Pelo menos um míssil iraniano com bomba de fragmentação pôde ser visto no céu noturno sobre Tel Aviv, Jerusalém e a Cisjordânia pouco depois da meia-noite de segunda-feira (23) no horário local.
No domingo (22), o Irã afirmou que atacaria os sistemas de energia e água de seus vizinhos do Golfo em retaliação caso o presidente dos EUA, Donald Trump, cumprisse uma ameaça feita um dia antes de atingir a rede elétrica do Irã em 48 horas, escalando a guerra que já dura três semanas.

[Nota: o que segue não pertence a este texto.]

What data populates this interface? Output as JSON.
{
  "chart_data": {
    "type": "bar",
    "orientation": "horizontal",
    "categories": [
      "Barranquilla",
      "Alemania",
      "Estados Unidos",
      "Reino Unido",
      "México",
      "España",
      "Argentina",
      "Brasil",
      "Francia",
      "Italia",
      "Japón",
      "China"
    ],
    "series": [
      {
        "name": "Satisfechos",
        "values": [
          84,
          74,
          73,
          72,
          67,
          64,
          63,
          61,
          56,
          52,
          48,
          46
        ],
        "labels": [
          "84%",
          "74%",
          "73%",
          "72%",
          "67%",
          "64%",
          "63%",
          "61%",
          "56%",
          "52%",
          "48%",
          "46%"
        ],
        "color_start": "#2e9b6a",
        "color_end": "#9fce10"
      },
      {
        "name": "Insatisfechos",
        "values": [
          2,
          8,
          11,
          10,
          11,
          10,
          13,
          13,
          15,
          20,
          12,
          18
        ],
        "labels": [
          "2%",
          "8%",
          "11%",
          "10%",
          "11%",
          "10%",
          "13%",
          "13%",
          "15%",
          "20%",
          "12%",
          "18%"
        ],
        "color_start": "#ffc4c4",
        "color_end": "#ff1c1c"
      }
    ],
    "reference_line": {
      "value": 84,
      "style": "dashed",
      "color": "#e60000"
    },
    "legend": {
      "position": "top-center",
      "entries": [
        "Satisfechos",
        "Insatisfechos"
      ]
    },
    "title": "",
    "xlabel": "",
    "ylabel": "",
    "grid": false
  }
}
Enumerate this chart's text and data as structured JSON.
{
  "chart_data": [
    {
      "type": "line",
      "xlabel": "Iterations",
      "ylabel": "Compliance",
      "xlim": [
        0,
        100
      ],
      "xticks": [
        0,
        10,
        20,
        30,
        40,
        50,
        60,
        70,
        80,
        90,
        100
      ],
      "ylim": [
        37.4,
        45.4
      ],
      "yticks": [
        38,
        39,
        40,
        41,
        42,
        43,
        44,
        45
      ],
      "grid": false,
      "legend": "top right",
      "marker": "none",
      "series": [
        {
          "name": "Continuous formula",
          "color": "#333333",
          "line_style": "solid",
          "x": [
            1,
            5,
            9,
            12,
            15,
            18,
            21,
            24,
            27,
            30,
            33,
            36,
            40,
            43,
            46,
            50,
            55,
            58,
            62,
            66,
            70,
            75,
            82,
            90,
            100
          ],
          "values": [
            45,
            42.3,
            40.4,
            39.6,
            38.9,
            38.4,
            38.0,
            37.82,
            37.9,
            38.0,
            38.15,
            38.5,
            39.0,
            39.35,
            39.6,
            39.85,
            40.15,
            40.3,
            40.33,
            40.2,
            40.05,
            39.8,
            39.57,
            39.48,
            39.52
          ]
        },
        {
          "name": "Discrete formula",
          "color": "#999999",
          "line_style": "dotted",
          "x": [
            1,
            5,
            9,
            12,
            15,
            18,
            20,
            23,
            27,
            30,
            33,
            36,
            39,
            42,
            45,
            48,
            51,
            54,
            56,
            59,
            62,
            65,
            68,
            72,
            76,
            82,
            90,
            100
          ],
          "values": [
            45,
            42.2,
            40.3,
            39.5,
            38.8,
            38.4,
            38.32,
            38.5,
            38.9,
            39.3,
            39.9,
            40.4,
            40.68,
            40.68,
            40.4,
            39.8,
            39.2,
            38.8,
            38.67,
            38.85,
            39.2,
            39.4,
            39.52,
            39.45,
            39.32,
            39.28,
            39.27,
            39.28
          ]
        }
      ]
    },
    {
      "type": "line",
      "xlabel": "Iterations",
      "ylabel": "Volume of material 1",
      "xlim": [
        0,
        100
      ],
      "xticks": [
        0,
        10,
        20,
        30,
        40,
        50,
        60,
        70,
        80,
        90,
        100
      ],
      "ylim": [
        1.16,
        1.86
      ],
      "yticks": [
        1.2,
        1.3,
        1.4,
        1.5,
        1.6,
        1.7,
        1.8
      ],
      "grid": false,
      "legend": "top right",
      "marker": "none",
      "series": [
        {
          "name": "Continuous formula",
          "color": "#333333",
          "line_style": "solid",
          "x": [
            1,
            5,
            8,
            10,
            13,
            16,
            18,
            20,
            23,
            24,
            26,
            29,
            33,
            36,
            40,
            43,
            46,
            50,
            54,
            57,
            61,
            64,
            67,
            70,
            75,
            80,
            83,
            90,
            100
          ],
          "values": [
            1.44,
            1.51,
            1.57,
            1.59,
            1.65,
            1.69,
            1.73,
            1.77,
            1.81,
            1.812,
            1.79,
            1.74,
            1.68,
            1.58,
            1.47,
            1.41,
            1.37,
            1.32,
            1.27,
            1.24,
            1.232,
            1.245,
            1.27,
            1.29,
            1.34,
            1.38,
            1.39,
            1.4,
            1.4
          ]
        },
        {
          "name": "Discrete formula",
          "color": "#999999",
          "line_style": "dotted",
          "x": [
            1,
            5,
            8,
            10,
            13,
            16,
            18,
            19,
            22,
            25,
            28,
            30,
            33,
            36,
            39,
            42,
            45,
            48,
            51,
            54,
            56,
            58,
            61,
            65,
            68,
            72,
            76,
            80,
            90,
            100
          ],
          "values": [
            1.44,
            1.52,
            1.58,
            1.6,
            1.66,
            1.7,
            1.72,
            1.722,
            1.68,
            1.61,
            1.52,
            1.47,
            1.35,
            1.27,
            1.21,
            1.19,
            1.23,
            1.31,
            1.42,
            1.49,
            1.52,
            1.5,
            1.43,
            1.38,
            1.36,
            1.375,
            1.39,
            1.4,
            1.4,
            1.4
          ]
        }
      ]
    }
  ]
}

Ainda não foi confirmado se mais de um míssil foi avistado, com pequenas bombas se espalhando a partir dele. Sirenes de ataque aéreo soaram em todo Israel desde as primeiras horas de domingo, alertando sobre mísseis vindos do Irã, depois que dezenas de pessoas ficaram feridas durante a noite em dois ataques separados nas cidades israelenses do sul, Arad e Dimona, na noite de sábado (21).
Os sistemas de energia e água de países vizinhos do Golfo estão sob ameaça, assim como a população civil da região. O presidente dos EUA, Donald Trump, desencadeou a tensão ao mencionar um ataque à rede elétrica do Irã, colocando em risco milhões de pessoas e a estabilidade global.
O Irã é o principal responsável pelos ataques com mísseis, visando Israel e suas cidades. A escalada do conflito tem potencial para afetar os mercados globais e comprometer a segurança de milhares de civis na região, prejudicando a economia e a estabilidade política.
“Compensa destruir Gaza, matar mulheres e crianças, para depois criar um conselho dizendo que vai reconstruir?”
Os desdobramentos do ataque do Irã e a retaliação planejada por Trump colocam em xeque a segurança do Oriente Médio e a paz internacional. A ameaça aos sistemas de energia e água reflete uma situação crítica que exige negociações diplomáticas urgentes para evitar uma escalada ainda maior do conflito.
A possibilidade de retaliação a infraestruturas civis coloca em risco a estabilidade regional e preocupa os mercados globais, que podem sofrer impactos significativos. É fundamental encontrar soluções pacíficas e evitar conflitos armados para proteger a vida e a integridade das populações afetadas.